Have you ever made a chocolate drip cake?
It’s been a recent trend of cake makers everywhere. The resulting effects are quite spectacular, turning your average designs into works of fabulous cake art.
Well it’s not as hard as you think. You should try it on your next cake and see how easy it actually is.
There are a few techniques which lead to slightly different looks, but I like my drips nice and uniform and with more control which is why I use the nozzle bottle technique. You can also try it with a spoon, using it to drip along the edges of the cake, or you can pour the ganache into the middle of the cake and spread it around with a spatula pushing the ganache off the edges until it drips around.
I went to spotlight and bought a pack of 3 small sauce bottles with a little nozzle lid. This way, I can also store the left over ganache in the freezer and then heat it up again the next time I need to use it. Mess free and easy to use.
Here are my tips for nice chocolate drip:
1. Making the Ganache
I use the 1:1 ratio with dark chocolate ganache. Half chocolate, half cream. I boil the cream in a small pot then pour over the chocolate in a separate bowl. Let it rest and stir until all the chocolate is dissolved and you get a smooth consistency. Pour this into your bottle and let it cool to the right temperature before using.
2. The Drip
Make sure your ganache is at the right temperature before you apply it onto the cake. You may need a bit of trial and error before finding the right consistency, but if it’s too runny (warm) then the drips will be too thin and it will melt the frosting, If it’s too thick (i.e. too cool) then the drips will be too thick and won’t run down the sides. So experiment a bit by squeezing some out and checking before applying to the cake.
3. The Cake
Make sure your cake is nicely frosted with top and sides as smooth as possible.
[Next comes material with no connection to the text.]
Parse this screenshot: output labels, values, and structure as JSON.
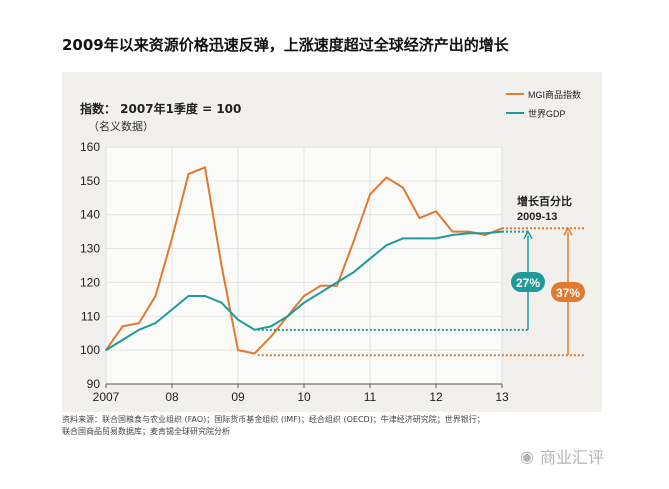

It’s good to cool and set the frosting in the fridge for about 15-30 mins before applying the ganache as the cooler temperature of the cake will help to set the ganache as it runs down the side of the cake.
If you have a cake turntable, use this as it makes the spinning of the cake so much easier. This helps me with the evenness of my drips and the spacing between each drip.
5. Big Tip
Try one drip first. Watch how quickly it drips and the thickness. You will have a chance to correct anything but cooling more or warming up the ganache if you need to change the consistency. You will also get a feel of how much you need to squeeze out at each drip to get the uneven legs of the drips.